Com um Congresso desacreditado e o Executivo desgastado, o Judiciário assumiu nos últimos anos o derradeiro baluarte da estabilidade institucional do país. Por isso é tão importante o julgamento do habeas corpus do ex-presidente Luiz Inácio Lula da Silva marcado para hoje no Supremo Tribunal Federal (STF). Não se trata apenas de uma medida que possa favorecer ou não um candidato à Presidência da República: ao longo deste dia histórico, estará sob holofotes a credibilidade da corte suprema brasileira, que já sofreu arranhões com bate-bocas entre ministros e jogos de força nos bastidores nas últimas semanas.
Decisões do STF não deveriam ser transformadas em paixão e comemoradas como se fossem jogos de futebol. O ambiente ideal para um julgamento é o de distanciamento das vozes das ruas e das pressões nos gabinetes, de modo que fale mais alto a interpretação da lei, sem casuísmos e privilégios. Ao colocar em discussão o habeas corpus que envolve um nome poderoso, no momento à frente das pesquisa para a Presidência da República, era previsível o clima de tensão e de desgaste da imagem do STF. Afinal, aos olhos de grande parte da Nação, modificar um entendimento jurídico nas atuais condições de temperatura e pressão para beneficiar um réu de posição destacada que já foi condenado em duas instâncias pode gerar a percepção de que os ataques ao Judiciário e a juízes em particular surtiram efeito.
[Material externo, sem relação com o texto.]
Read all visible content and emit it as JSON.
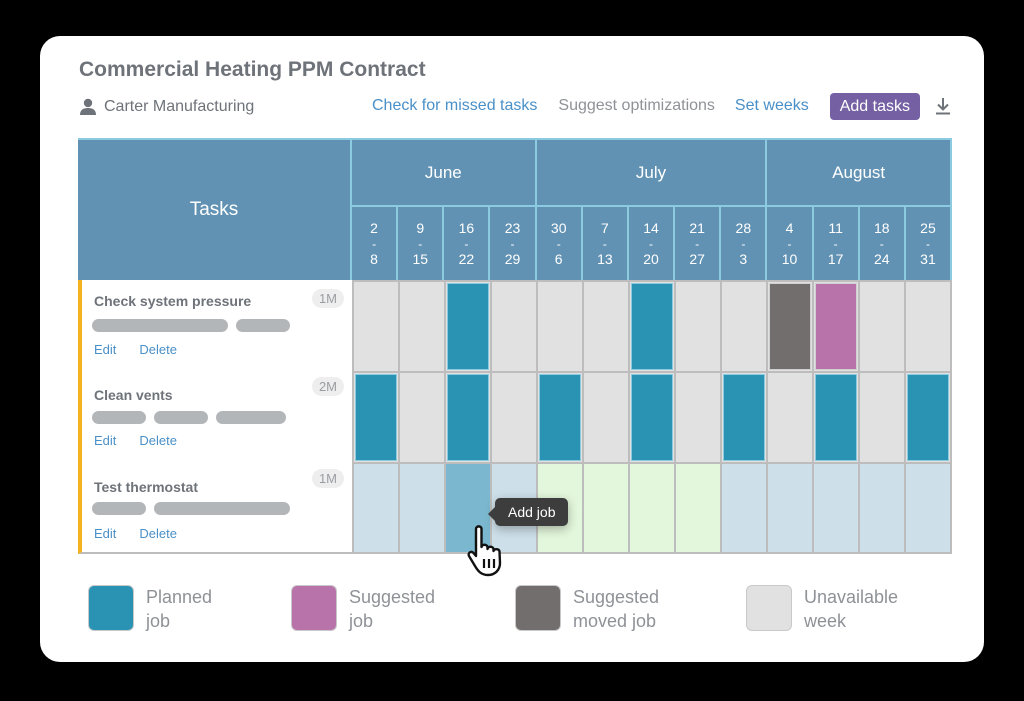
{
  "header": {
    "title": "Commercial Heating PPM Contract",
    "client": "Carter Manufacturing",
    "client_icon": "person-icon",
    "actions": {
      "check_missed": "Check for missed tasks",
      "suggest_optimizations": "Suggest optimizations",
      "set_weeks": "Set weeks",
      "add_tasks": "Add tasks",
      "download_icon": "download-icon"
    }
  },
  "grid": {
    "tasks_header": "Tasks",
    "months": [
      {
        "label": "June",
        "weeks": 4
      },
      {
        "label": "July",
        "weeks": 5
      },
      {
        "label": "August",
        "weeks": 4
      }
    ],
    "weeks": [
      {
        "start": "2",
        "end": "8"
      },
      {
        "start": "9",
        "end": "15"
      },
      {
        "start": "16",
        "end": "22"
      },
      {
        "start": "23",
        "end": "29"
      },
      {
        "start": "30",
        "end": "6"
      },
      {
        "start": "7",
        "end": "13"
      },
      {
        "start": "14",
        "end": "20"
      },
      {
        "start": "21",
        "end": "27"
      },
      {
        "start": "28",
        "end": "3"
      },
      {
        "start": "4",
        "end": "10"
      },
      {
        "start": "11",
        "end": "17"
      },
      {
        "start": "18",
        "end": "24"
      },
      {
        "start": "25",
        "end": "31"
      }
    ],
    "week_separator": "-",
    "tasks": [
      {
        "name": "Check system pressure",
        "frequency": "1M",
        "tag_widths": [
          136,
          54
        ],
        "edit": "Edit",
        "delete": "Delete",
        "cells": [
          "unavailable",
          "unavailable",
          "planned",
          "unavailable",
          "unavailable",
          "unavailable",
          "planned",
          "unavailable",
          "unavailable",
          "moved",
          "suggested",
          "unavailable",
          "unavailable"
        ]
      },
      {
        "name": "Clean vents",
        "frequency": "2M",
        "tag_widths": [
          54,
          54,
          70
        ],
        "edit": "Edit",
        "delete": "Delete",
        "cells": [
          "planned",
          "unavailable",
          "planned",
          "unavailable",
          "planned",
          "unavailable",
          "planned",
          "unavailable",
          "planned",
          "unavailable",
          "planned",
          "unavailable",
          "planned"
        ]
      },
      {
        "name": "Test thermostat",
        "frequency": "1M",
        "tag_widths": [
          54,
          136
        ],
        "edit": "Edit",
        "delete": "Delete",
        "cells": [
          "available",
          "available",
          "hover",
          "available",
          "optimal",
          "optimal",
          "optimal",
          "optimal",
          "available",
          "available",
          "available",
          "available",
          "available"
        ]
      }
    ],
    "tooltip": "Add job"
  },
  "colors": {
    "planned": "#2a93b4",
    "suggested": "#b973ab",
    "moved": "#726e6d",
    "unavailable": "#e1e1e1",
    "available": "#cddfe9",
    "optimal": "#e3f7dc",
    "hover": "#7bb8cf",
    "header_bg": "#6292b3",
    "accent_button": "#7460a3",
    "task_marker": "#f5b21f"
  },
  "legend": [
    {
      "key": "planned",
      "color": "#2a93b4",
      "line1": "Planned",
      "line2": "job"
    },
    {
      "key": "suggested",
      "color": "#b973ab",
      "line1": "Suggested",
      "line2": "job"
    },
    {
      "key": "moved",
      "color": "#726e6d",
      "line1": "Suggested",
      "line2": "moved job"
    },
    {
      "key": "unavailable",
      "color": "#e1e1e1",
      "line1": "Unavailable",
      "line2": "week"
    }
  ]
}
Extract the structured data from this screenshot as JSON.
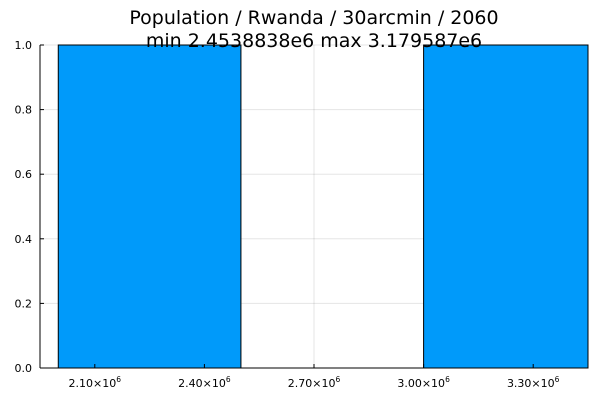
{
  "chart_data": {
    "type": "bar",
    "title": "Population / Rwanda / 30arcmin / 2060",
    "subtitle": "min 2.4538838e6  max 3.179587e6",
    "xlabel": "",
    "ylabel": "",
    "xlim": [
      1950000,
      3450000
    ],
    "ylim": [
      0,
      1
    ],
    "bins": [
      {
        "x0": 2000000,
        "x1": 2500000,
        "value": 1
      },
      {
        "x0": 2500000,
        "x1": 3000000,
        "value": 0
      },
      {
        "x0": 3000000,
        "x1": 3500000,
        "value": 1
      }
    ],
    "x_ticks": [
      {
        "value": 2100000,
        "mantissa": "2.10",
        "times": "×10",
        "exponent": "6"
      },
      {
        "value": 2400000,
        "mantissa": "2.40",
        "times": "×10",
        "exponent": "6"
      },
      {
        "value": 2700000,
        "mantissa": "2.70",
        "times": "×10",
        "exponent": "6"
      },
      {
        "value": 3000000,
        "mantissa": "3.00",
        "times": "×10",
        "exponent": "6"
      },
      {
        "value": 3300000,
        "mantissa": "3.30",
        "times": "×10",
        "exponent": "6"
      }
    ],
    "y_ticks": [
      {
        "value": 0.0,
        "label": "0.0"
      },
      {
        "value": 0.2,
        "label": "0.2"
      },
      {
        "value": 0.4,
        "label": "0.4"
      },
      {
        "value": 0.6,
        "label": "0.6"
      },
      {
        "value": 0.8,
        "label": "0.8"
      },
      {
        "value": 1.0,
        "label": "1.0"
      }
    ],
    "bar_color": "#009AFA",
    "grid": true,
    "legend": "none"
  }
}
Seja qual for a decisão, ela deve ser recebida com serenidade, sem açodamentos
O STF pode e deve revisar suas posições quando isto se justifica. O cumprimento de pena após a condenação em segunda instância é um tema controverso que, à luz da Constituição, não está inteiramente pacificado. É, portanto, passível de rediscussão, mas em um momento apropriado, sem que o Supremo se contamine por um caso específico de grande repercussão política. Uma decisão que torna irrelevante decisões de juízes de primeira e segunda instâncias tem o potencial de gerar neste momento dois efeitos negativos: ferir as esperanças de que a Operação Lava-Jato dê lugar a um novo país e criar um ambiente de insegurança jurídica, na qual a posição e capacidade de articulação do réu fala mais alto do que os fatos do Direito. Seja qual for a decisão, porém, ela deve ser recebida com serenidade, sem açodamentos ou elevações artificiais de pressão política. Ressalve-se que serenidade é o que apregoa a presidente do STF, ministra Cármen Lúcia, que tem agido com todo o cuidado para resguardar ao máximo a imagem da corte que preside. "Que as diferenças ideológicas não sejam fonte de desordem social", pediu a ministra. É o que os brasileiros de bom senso desejam também.